Galileo's amazing work
On January 7, 1610, Italian astronomer Galileo Galilei observed Jupiter through his newly improved 20x homemade telescope and noticed three other points of light near Jupiter. He initially thought they were distant stars. After several nights of observation, he noticed that they seemed to be moving in the wrong direction relative to the background stars. They were still located near Jupiter, but their position relative to each other had changed. He later observed the same unusual behavior on a fourth star near the planet. By January 15, Galileo correctly concluded that they were not stars at all but satellites orbiting Jupiter, providing strong evidence for Copernicus' theory that most celestial bodies did not orbit the Earth. In March 1610, Galileo published his observations of Jupiter's moons and other celestial bodies in a book called “The Moons of Jupiter” Sidrius Sinius (Starlight Messenger).

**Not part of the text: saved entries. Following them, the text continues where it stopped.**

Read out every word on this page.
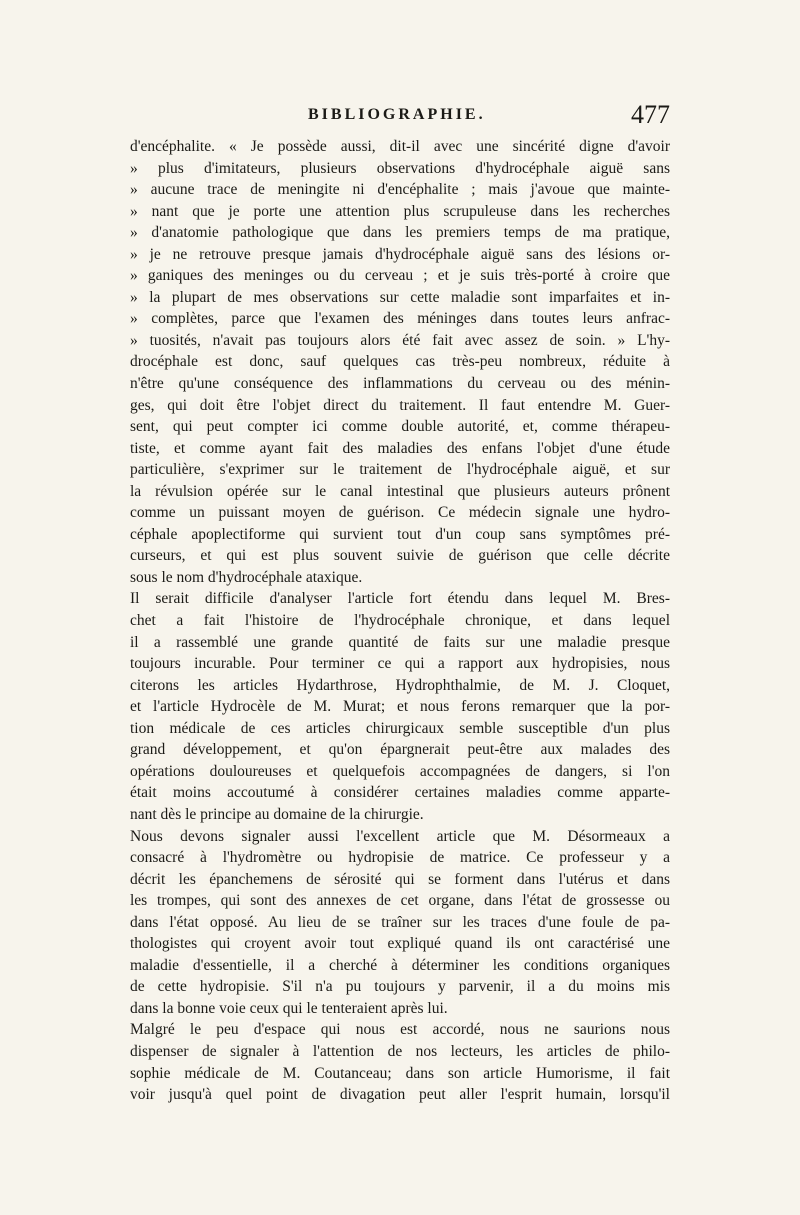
BIBLIOGRAPHIE.	477
d'encéphalite. « Je possède aussi, dit-il avec une sincérité digne d'avoir
» plus d'imitateurs, plusieurs observations d'hydrocéphale aiguë sans
» aucune trace de meningite ni d'encéphalite ; mais j'avoue que mainte-
» nant que je porte une attention plus scrupuleuse dans les recherches
» d'anatomie pathologique que dans les premiers temps de ma pratique,
» je ne retrouve presque jamais d'hydrocéphale aiguë sans des lésions or-
» ganiques des meninges ou du cerveau ; et je suis très-porté à croire que
» la plupart de mes observations sur cette maladie sont imparfaites et in-
» complètes, parce que l'examen des méninges dans toutes leurs anfrac-
» tuosités, n'avait pas toujours alors été fait avec assez de soin. » L'hy-
drocéphale est donc, sauf quelques cas très-peu nombreux, réduite à
n'être qu'une conséquence des inflammations du cerveau ou des ménin-
ges, qui doit être l'objet direct du traitement. Il faut entendre M. Guer-
sent, qui peut compter ici comme double autorité, et, comme thérapeu-
tiste, et comme ayant fait des maladies des enfans l'objet d'une étude
particulière, s'exprimer sur le traitement de l'hydrocéphale aiguë, et sur
la révulsion opérée sur le canal intestinal que plusieurs auteurs prônent
comme un puissant moyen de guérison. Ce médecin signale une hydro-
céphale apoplectiforme qui survient tout d'un coup sans symptômes pré-
curseurs, et qui est plus souvent suivie de guérison que celle décrite
sous le nom d'hydrocéphale ataxique.
Il serait difficile d'analyser l'article fort étendu dans lequel M. Bres-
chet a fait l'histoire de l'hydrocéphale chronique, et dans lequel
il a rassemblé une grande quantité de faits sur une maladie presque
toujours incurable. Pour terminer ce qui a rapport aux hydropisies, nous
citerons les articles Hydarthrose, Hydrophthalmie, de M. J. Cloquet,
et l'article Hydrocèle de M. Murat; et nous ferons remarquer que la por-
tion médicale de ces articles chirurgicaux semble susceptible d'un plus
grand développement, et qu'on épargnerait peut-être aux malades des
opérations douloureuses et quelquefois accompagnées de dangers, si l'on
était moins accoutumé à considérer certaines maladies comme apparte-
nant dès le principe au domaine de la chirurgie.
Nous devons signaler aussi l'excellent article que M. Désormeaux a
consacré à l'hydromètre ou hydropisie de matrice. Ce professeur y a
décrit les épanchemens de sérosité qui se forment dans l'utérus et dans
les trompes, qui sont des annexes de cet organe, dans l'état de grossesse ou
dans l'état opposé. Au lieu de se traîner sur les traces d'une foule de pa-
thologistes qui croyent avoir tout expliqué quand ils ont caractérisé une
maladie d'essentielle, il a cherché à déterminer les conditions organiques
de cette hydropisie. S'il n'a pu toujours y parvenir, il a du moins mis
dans la bonne voie ceux qui le tenteraient après lui.
Malgré le peu d'espace qui nous est accordé, nous ne saurions nous
dispenser de signaler à l'attention de nos lecteurs, les articles de philo-
sophie médicale de M. Coutanceau; dans son article Humorisme, il fait
voir jusqu'à quel point de divagation peut aller l'esprit humain, lorsqu'il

Above: Galileo's two telescopes. Bottom: Page from Galileo's notebooks regarding his observations of Jupiter's moons. Image credits: National Geographic, gabrielevanin.it, University of Michigan Special Collections Library.
As the discoverer of Jupiter's moons, Galileo had the right to name them. He proposed naming them after his patrons, the Medici family, and for much of the 17th century astronomers referred to them as the Medici stars, although Galileo followed their order in his own notes They are called by the Roman numerals I, II, III and IV. Astronomers still refer to these four satellites as the Galilean satellites, in honor of their discoverer. German astronomer Johannes Kepler suggested naming the moons, namely Io, Europa, Ganymede and Callisto, after mythical figures associated with Jupiter, but his idea did not materialize more than 200 years later catch on. It was not until 1892 that American astronomer EE Barnard discovered Jupiter's fifth moon, Amalthea, that scientists discovered more moons around Jupiter. It was much smaller than the Galilean satellites and closer than Io. Jupiter. It was the last satellite in the solar system discovered through visual observation – all subsequent discoveries were made through photography or digital imaging. So far, astronomers have identified 79 moons orbiting Jupiter.